Выбрать главу

По сути главная тема этих двух строф — отсутствие у героини какого-либо ощущения или предчувствия близкого конца. Если бы не ее возраст, в этом не было бы ничего удивительного. Кроме того, хотя на протяжении всего цикла поэт настаивает на внезапности кончины Эммы Гарди, из других источников известно, что она страдала несколькими заболеваниями, в том числе психическим расстройством. Но, по-видимому, было в ней нечто, убеждавшее его в ее долговечности. Возможно, убеждение это было связано с представлением Гарди о себе как об игрушке в руках Имманентной Воли.

И хотя многие прочтут начало третьей строфы как предвестье темы вины и угрызений совести, — так же, как обнаружат эту тему во всем цикле, слова «I drove not with you» (Меня с тобою не было) — всего лишь повторная констатация нужности этого предчувствия или, если взять худший вариант, — констатация своей вероятной неспособности это предчувствие ощутить. Следующие полторы строки весьма решительно постулируют такую вероятность, исключая тем самым основания для упреков в собственный адрес со стороны говорящего. Тем не менее здесь в первый раз в стихотворение вкрадывается подлинный лиризм: сначала через многоточие, а затем — в словах «Yet had I sat / At your side that eve» (Но если б я сидел / С тобою рядом в тот вечер), — которые, несомненно, означают, что его не было рядом с ней в час смерти. Лиризм набирает полную силу в последующем «That the countenance I was glancing at» (Что на черты, в которые гляжу), где все согласные в слове «countenance» вибрируют, порождая увиденный против света силуэт пассажира, покачивающегося из стороны в сторону из-за движения экипажа. Здесь опять мы имеем дело с кинематографическим подходом, и фильм — черно-белый. Можно было бы еще сказать: «анимация», если бы это был не 1912 год.
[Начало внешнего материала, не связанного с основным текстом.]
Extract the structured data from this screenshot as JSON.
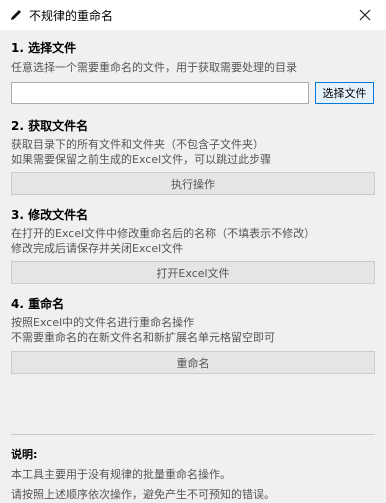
{
  "window": {
    "title": "不规律的重命名",
    "app_icon": "pencil-icon",
    "close_icon": "close-icon"
  },
  "step1": {
    "title": "1. 选择文件",
    "desc": "任意选择一个需要重命名的文件，用于获取需要处理的目录",
    "path_value": "",
    "choose_label": "选择文件"
  },
  "step2": {
    "title": "2. 获取文件名",
    "desc_line1": "获取目录下的所有文件和文件夹（不包含子文件夹）",
    "desc_line2": "如果需要保留之前生成的Excel文件，可以跳过此步骤",
    "button_label": "执行操作"
  },
  "step3": {
    "title": "3. 修改文件名",
    "desc_line1": "在打开的Excel文件中修改重命名后的名称（不填表示不修改）",
    "desc_line2": "修改完成后请保存并关闭Excel文件",
    "button_label": "打开Excel文件"
  },
  "step4": {
    "title": "4. 重命名",
    "desc_line1": "按照Excel中的文件名进行重命名操作",
    "desc_line2": "不需要重命名的在新文件名和新扩展名单元格留空即可",
    "button_label": "重命名"
  },
  "note": {
    "title": "说明:",
    "line1": "本工具主要用于没有规律的批量重命名操作。",
    "line2": "请按照上述顺序依次操作，避免产生不可预知的错误。"
  },
  "colors": {
    "accent": "#0078d7",
    "window_bg": "#f0f0f0",
    "button_bg": "#e5e5e5"
  }
}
И если бы не суровость слов «Had a last-time look» (Легла мета последнего раза) (опять-таки воображение часто опережает технику, и, как мы уже говорили, не Эйзенштейн изобрел монтаж). Эта суровость и усиливает, и разрушает почти любовную неуверенность слов «the countenance I was glancing at» (на черты, в которые гляжу), выдавая стремление поэта уйти от грез к истине, как будто эта последняя приносит больше удовлетворения.
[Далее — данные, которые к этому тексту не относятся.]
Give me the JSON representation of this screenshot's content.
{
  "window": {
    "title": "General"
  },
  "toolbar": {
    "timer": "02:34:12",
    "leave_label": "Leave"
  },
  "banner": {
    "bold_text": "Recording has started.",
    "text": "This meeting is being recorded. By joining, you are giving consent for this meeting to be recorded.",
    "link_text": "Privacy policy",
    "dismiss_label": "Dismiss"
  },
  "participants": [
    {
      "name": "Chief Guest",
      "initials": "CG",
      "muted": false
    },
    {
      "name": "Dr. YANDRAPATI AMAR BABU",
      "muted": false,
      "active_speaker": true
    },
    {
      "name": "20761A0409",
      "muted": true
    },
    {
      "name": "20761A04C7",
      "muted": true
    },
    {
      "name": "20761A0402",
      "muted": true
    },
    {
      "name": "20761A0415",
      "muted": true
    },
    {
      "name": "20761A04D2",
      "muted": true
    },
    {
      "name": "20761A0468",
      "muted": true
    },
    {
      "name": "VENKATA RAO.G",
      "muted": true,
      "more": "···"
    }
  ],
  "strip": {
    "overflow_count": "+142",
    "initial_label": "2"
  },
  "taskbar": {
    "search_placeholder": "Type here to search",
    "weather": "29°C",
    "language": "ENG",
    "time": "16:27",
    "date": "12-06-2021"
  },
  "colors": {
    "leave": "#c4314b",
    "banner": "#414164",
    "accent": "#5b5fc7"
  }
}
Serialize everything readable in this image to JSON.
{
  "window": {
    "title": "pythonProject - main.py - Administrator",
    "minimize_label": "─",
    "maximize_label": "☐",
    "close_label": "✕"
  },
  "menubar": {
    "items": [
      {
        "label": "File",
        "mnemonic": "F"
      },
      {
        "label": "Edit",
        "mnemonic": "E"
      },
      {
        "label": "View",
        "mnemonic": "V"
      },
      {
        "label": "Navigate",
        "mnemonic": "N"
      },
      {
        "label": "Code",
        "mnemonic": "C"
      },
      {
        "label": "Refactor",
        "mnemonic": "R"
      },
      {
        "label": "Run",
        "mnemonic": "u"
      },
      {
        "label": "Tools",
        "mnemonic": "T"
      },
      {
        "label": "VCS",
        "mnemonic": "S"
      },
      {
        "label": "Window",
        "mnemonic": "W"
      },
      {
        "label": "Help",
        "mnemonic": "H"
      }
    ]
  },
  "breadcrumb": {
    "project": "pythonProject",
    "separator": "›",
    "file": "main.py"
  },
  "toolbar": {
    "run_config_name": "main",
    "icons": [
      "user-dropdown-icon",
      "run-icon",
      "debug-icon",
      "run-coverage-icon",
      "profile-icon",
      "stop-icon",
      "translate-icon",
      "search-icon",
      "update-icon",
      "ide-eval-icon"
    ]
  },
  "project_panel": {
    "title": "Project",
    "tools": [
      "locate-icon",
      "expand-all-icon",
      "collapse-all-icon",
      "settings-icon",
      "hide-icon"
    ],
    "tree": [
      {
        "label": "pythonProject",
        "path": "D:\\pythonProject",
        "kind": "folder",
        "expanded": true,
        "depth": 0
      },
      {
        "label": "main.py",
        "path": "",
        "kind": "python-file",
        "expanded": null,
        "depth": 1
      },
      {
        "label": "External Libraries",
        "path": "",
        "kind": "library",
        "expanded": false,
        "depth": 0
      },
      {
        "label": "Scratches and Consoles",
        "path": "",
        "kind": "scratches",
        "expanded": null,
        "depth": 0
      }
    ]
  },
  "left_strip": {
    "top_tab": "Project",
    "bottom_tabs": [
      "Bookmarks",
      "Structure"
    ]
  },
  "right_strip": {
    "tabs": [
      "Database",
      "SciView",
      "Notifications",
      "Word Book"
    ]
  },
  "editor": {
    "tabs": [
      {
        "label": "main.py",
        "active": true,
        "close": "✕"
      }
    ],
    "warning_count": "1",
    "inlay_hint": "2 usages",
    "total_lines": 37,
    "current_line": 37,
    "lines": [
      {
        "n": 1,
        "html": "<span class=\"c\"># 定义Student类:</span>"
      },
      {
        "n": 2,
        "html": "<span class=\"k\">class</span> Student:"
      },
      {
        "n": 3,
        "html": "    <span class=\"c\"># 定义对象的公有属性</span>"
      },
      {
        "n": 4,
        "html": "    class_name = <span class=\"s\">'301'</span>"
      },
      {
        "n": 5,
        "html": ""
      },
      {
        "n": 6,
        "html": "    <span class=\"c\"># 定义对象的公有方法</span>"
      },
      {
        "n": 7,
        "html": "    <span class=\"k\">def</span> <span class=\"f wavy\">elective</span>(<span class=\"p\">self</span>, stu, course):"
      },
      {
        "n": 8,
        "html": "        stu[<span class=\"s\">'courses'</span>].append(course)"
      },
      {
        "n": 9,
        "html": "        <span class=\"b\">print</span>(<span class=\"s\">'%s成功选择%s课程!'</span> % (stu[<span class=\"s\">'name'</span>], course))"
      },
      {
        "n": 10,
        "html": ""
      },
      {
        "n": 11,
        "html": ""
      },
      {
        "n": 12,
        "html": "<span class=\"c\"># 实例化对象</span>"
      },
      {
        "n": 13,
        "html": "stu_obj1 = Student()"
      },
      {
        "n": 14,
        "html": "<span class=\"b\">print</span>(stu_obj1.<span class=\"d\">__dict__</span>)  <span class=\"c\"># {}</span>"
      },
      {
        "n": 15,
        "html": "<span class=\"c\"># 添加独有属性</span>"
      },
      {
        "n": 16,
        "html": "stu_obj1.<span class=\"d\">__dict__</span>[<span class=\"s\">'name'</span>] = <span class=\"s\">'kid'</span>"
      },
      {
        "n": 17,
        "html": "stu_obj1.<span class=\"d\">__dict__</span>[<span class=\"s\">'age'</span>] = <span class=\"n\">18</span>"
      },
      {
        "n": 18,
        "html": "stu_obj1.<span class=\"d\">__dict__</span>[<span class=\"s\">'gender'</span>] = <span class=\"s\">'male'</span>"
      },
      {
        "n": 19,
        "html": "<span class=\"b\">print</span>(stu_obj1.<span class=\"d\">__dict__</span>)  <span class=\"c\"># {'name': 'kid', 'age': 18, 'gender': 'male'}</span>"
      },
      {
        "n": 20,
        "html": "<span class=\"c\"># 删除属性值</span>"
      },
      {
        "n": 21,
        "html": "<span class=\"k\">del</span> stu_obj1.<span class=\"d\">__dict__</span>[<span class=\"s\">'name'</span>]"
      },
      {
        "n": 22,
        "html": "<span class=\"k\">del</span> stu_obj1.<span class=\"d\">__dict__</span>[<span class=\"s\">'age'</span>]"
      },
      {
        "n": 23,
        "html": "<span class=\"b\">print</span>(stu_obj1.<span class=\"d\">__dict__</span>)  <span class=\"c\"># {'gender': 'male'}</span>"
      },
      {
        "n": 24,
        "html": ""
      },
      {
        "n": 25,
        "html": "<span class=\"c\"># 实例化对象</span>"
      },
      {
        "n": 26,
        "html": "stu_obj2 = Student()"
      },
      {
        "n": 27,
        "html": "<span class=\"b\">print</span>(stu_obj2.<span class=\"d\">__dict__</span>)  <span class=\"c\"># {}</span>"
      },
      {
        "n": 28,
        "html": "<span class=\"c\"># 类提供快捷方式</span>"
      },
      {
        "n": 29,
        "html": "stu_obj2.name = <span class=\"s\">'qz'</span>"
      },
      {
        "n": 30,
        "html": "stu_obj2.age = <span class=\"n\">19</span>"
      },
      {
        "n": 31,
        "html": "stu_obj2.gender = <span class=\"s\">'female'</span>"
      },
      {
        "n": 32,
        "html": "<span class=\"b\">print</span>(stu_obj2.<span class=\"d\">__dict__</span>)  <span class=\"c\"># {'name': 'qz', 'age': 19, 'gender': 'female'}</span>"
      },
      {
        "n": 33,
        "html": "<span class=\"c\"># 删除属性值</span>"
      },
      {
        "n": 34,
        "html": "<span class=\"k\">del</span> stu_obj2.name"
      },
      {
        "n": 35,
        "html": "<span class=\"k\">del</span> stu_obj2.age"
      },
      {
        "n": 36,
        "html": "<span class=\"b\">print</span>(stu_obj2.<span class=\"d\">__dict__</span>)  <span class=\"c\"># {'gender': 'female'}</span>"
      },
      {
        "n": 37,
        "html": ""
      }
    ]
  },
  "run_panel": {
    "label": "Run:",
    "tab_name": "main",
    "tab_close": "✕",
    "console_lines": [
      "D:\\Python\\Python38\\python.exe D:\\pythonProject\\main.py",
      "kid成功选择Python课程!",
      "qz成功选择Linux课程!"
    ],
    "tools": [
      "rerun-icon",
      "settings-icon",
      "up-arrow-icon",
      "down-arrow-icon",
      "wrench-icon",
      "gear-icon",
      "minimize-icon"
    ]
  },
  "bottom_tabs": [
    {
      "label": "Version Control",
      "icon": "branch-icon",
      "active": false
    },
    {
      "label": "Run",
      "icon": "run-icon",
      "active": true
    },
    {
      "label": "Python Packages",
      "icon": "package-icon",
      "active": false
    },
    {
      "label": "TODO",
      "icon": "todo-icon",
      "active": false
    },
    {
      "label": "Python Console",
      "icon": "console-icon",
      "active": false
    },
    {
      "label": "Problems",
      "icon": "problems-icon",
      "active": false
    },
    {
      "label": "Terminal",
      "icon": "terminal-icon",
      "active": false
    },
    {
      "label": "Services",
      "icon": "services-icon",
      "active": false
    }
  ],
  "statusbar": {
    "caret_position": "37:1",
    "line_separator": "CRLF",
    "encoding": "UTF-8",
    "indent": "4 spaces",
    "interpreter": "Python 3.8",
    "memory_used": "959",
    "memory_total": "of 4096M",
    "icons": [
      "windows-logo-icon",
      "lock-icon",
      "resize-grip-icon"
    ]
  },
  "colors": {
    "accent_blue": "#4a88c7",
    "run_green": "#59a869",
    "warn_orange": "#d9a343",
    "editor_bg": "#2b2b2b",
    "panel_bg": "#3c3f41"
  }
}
От грез он, несомненно, уходит, но платит за это чудовищной следующей строкой, вспоминая реальные черты лица героини: «Nor have read the writing on your face» (И не прочел бы письмена на твоем лице). Здесь явная отсылка к письменам на стене, и неумолимое их уподобление ее внешности достаточно красноречиво свидетельствует о состоянии этого союза перед ее смертью. В основе уподобления — ощущение ее непроницаемости, и до сих пор речь в стихотворении шла именно об этом, поскольку непроницаемость применима к прошлому в той же степени, что и к будущему, и именно непроницаемость вообще роднит Эмму Гарди с будущим. Поэтому эквивалент слов «мене, мене, текел, упарсин»[369], прочитанный поэтом на лице у Эммы, — это вовсе не фантазия.

«I go hence soon to my resting place; You may miss me then. But I shall not know How many times you visit me there, Or what your thoughts are, or if you go There never at all. And I shall not care. Should you censure me I shall take no heed, And even your praises no more shall need.»
«Я вскоре отойду в свое последнее пристанище; Ты, верно, будешь обо мне скучать. Но я не узнаю, Сколько раз ты туда ко мне придешь И какие мысли будут у тебя, или ты вообще Туда не придешь никогда. Мне будет все равно. Если ты меня будешь ругать, я не услышу, И даже похвалы твои мне будут больше не нужны».

Вот она, наша героиня — дословно. Благодаря ловко переплетенным грамматическим временам это и голос из небытия, и голос из прошлого. Голос беспощадный. В каждой следующей фразе она отбирает то, что подарила в предыдущей. А дарит и отбирает она у него, несомненно, его человеческие чувства. Тем самым доказывая, что она действительно достойная пара своему поэту. В этих строках явственно слышен отголосок супружеских препирательств, интенсивность которых целиком перекрывает безжизненность стихотворных строк. Отголосок этот здесь звучит много громче и заглушает стук колес экипажа по булыжной мостовой. Без всякого преувеличения, умершая Эмма Гарди способна вторгнуться в будущее своего поэта до такой степени, что он вынужден защищаться.

вернуться

369

Слова, начертанные на стене во время пира Валтасара, царя Халдейского, и растолкованные ему пророком Даниилом как предсказание гибели его самого и его царства (Дан. V). См. об этом в интервью Свену Биркертсу в спецвыпуске «Иосиф Бродский. Неизданное в России» («Звезда». 1997. № 1. С. 97).